In this paper we suggest an alternative approach of limiting interactions to prevent the spread of the disease. It is explained on the example of regulating the interactions of a small or medium size company since our approach is most suitable for that type of organizations.

Consider a company that has N employees who are supposed to have direct interactions with each other in everyday operations of the company. Each direct interaction can potentially spread a disease from one person to others. To curb the spread of the disease we suggest partitioning the set of N employees into smaller groups of at most M people each. (Number M can be determined based on state or company regulations.) Employees can have direct interactions only with people of the same smaller group. In that case, a person who has the disease can potentially infect at most M − 1 people within the same group. Thus, the effect of chain reaction is limited.

The set ofN employees can be partitioned into smaller groups of at mostM people in many different ways. What is the best way of partitioning? While limiting the spread of the disease during a pandemic is a primary goal, another important goal is to keep as much economic activity as possible. Economic activity can be promoted by not interrupting essential employee interactions within the company. In the context of our problem, the goal is the following: find a partitioning into groups of at most M people that maximizes the number of uninterrupted employee interactions.

The corresponding discrete optimization problem is the following. We have a graph G with N nodes (employees). The goal is to remove as few arcs (employee interactions) as possible such that the graph is partitioned into connected components with at most M nodes each. In other words, the number of arcs that remain in the graph should be maximized.

An example with N = 11 employees and M = 4 maximum component size is given in Figure 1. The ten bold arcs form an optimal solution for the example. The components in the optimal solution are {1, 2, 3, 4}, {5, 7, 8}, {6, 9, 10, 11}.

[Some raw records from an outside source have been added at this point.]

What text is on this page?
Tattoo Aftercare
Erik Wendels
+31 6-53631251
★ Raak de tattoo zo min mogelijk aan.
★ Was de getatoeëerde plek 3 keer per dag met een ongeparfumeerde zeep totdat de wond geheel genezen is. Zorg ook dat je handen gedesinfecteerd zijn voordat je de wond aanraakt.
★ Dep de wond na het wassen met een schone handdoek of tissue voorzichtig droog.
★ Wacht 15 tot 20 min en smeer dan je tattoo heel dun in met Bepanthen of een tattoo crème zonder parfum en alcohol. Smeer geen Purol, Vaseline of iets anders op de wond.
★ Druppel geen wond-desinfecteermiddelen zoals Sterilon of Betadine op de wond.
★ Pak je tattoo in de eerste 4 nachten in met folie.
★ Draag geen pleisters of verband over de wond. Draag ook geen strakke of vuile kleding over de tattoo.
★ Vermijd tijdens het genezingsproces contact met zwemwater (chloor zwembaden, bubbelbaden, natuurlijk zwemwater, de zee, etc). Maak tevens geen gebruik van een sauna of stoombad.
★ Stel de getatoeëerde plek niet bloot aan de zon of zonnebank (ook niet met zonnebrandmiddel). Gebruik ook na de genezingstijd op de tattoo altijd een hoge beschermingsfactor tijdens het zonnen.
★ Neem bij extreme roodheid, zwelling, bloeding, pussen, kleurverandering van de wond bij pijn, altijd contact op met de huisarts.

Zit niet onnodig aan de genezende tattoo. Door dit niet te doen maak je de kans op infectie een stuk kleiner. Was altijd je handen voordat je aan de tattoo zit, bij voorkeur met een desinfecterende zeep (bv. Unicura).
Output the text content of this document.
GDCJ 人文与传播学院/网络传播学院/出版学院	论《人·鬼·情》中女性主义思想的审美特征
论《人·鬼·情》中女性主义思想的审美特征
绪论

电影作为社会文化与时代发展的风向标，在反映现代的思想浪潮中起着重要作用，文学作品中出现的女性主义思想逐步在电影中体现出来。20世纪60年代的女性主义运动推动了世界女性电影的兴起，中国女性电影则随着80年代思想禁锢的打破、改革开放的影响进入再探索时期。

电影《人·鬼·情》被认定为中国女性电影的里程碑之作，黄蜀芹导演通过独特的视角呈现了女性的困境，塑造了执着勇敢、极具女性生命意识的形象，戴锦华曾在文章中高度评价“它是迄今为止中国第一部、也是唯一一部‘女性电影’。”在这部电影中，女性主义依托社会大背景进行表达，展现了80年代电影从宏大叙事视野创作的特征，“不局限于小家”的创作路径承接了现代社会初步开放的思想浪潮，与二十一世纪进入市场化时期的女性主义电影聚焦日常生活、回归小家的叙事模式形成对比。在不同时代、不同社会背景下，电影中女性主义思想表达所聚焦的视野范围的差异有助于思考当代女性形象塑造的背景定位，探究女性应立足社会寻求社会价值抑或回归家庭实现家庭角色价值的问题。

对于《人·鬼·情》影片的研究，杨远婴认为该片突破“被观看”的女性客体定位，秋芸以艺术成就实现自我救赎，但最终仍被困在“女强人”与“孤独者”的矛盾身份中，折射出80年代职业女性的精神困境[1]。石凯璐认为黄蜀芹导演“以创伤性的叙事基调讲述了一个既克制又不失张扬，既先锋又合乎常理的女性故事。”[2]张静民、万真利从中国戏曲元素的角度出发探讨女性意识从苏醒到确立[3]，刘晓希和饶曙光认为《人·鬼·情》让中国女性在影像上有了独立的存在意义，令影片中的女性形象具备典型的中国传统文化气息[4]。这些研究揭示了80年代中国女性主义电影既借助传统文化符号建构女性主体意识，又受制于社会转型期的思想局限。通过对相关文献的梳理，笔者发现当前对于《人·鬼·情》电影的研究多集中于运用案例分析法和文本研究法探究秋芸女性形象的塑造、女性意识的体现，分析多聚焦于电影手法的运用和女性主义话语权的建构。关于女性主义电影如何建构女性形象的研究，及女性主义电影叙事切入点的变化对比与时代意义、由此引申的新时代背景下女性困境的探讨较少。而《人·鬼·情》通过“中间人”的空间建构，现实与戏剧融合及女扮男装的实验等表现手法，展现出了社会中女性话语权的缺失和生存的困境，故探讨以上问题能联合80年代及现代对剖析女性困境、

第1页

Some of the employee interactions might be more important for the company than others. Thus, it makes sense to assign weights to the arcs, with higher weights assigned to more important arcs. Then the goal is to maximize the total weight of the arcs included in the solution.

Solution methods

We give an integer linear programming model for solving the problem. The main feature of the model is a set of constraints providing that two nodes (employees) are in the same component. We give several techniques for making the model computationally more efficient. The techniques include reducing the number of variables and relaxing the integrality requirements of the largest set of variables. We also give a heuristic method for solving the problem. The heuristic output can also serve as an initial solution for the integer programming model to accelerate the solution process.

Figure 1. An example of social partitioning problem.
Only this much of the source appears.